O advogado chama a atenção que essas ferramentas foram usadas por dois motivos: primeiro porque todas as medidas convencionais foram esgotadas e mesmo assim os credores não conseguiram receber. E, depois, porque havia indícios nos processos de que os devedores estavam escondendo patrimônio para não arcar com as suas obrigações.
“Não é uma medida para aqueles devedores que não têm bens e que não há, no processo, indícios de que estejam maquiando patrimônio”, diz o advogado. “Toda medida coercitiva tem que ter essa premissa. Você vai pressionar o devedor a pagar uma obrigação que ele pode pagar”, acrescenta Neves.
Não há até agora, porém, decisões do Judiciário nesse sentido – apesar de o tema constar nos enunciados divulgados pela Escola Nacional da Magistratura (Enfam). O texto foi aprovado por cerca de 500 magistrados durante um seminário sobre o novo CPC, no ano passado. No enunciado nº 48 eles reconhecem que “o artigo 139, inciso 4º, traduz um poder geral de efetivação, permitindo a aplicação de medidas atípicas para garantir o cumprimento de qualquer ordem judicial, inclusive no âmbito do cumprimento de sentença e no processo de execução baseado em títulos”.

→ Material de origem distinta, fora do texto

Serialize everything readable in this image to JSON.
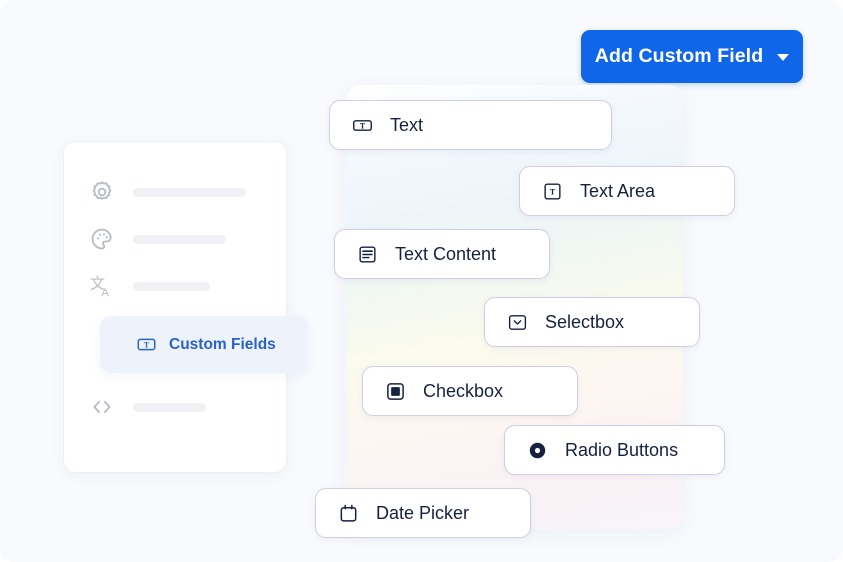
{
  "header": {
    "add_button_label": "Add Custom Field",
    "add_button_icon": "chevron-down-icon",
    "accent_color": "#1066e8"
  },
  "sidebar": {
    "items": [
      {
        "icon": "gear-icon",
        "label": "",
        "active": false
      },
      {
        "icon": "palette-icon",
        "label": "",
        "active": false
      },
      {
        "icon": "translate-icon",
        "label": "",
        "active": false
      },
      {
        "icon": "code-icon",
        "label": "",
        "active": false
      }
    ],
    "active_item": {
      "icon": "text-field-icon",
      "label": "Custom Fields",
      "color": "#2864c8",
      "background": "#eef2fb"
    }
  },
  "fields": {
    "cards": [
      {
        "label": "Text",
        "icon": "text-field-icon"
      },
      {
        "label": "Text Area",
        "icon": "text-area-icon"
      },
      {
        "label": "Text Content",
        "icon": "text-content-icon"
      },
      {
        "label": "Selectbox",
        "icon": "selectbox-icon"
      },
      {
        "label": "Checkbox",
        "icon": "checkbox-icon"
      },
      {
        "label": "Radio Buttons",
        "icon": "radio-button-icon"
      },
      {
        "label": "Date Picker",
        "icon": "calendar-icon"
      }
    ],
    "card_border_color": "#cfcee8",
    "card_text_color": "#162040"
  },
  "canvas": {
    "background_color": "#f8fafd"
  }
}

Para o juiz e professor da USP de Ribeirão Preto, Fernando Gajardoni, as novas regras ainda não foram, de fato, aplicadas por uma questão de tempo. “É uma coisa muito nova e a impressão que eu tenho é que são poucos os advogados que despertaram para isso”, observa.
E o motivo é bem específico: a localização do dispositivo no novo CPC. Foi inserido no capítulo que trata dos poderes, deveres e responsabilidades do juiz. Longe do texto que trata sobre o cumprimento da sentença e processo de execução (a partir do artigo 523).
“E é a criatividade dos advogados que vai construir as hipóteses de aplicação desse dispositivo”, afirma o juiz. “Existe uma gama de limitações de direito que podem surgir a partir dos pedidos feitos por eles.”
O magistrado compartilha, por exemplo, da possibilidade de vedar a participação do devedor em concurso público. “Uma empresa que não cumpre com as suas obrigações comerciais e tributárias não pode contratar com o poder público. Então qual é a lógica de uma pessoa física que também não cumpre contratar? Se aplicaria a mesma medida.”
Mas, de uma maneira geral, ele entende que a medida aplicada ao devedor deve ter alguma relação com o caso concreto. O juiz se diz favorável à suspensão da CNH, por exemplo, na hipótese de o devedor não entregar o veículo que seja o objeto da dívida discutida. “Porque se ele não paga o carro, ele não pode dirigir o carro”, diz Gajardoni.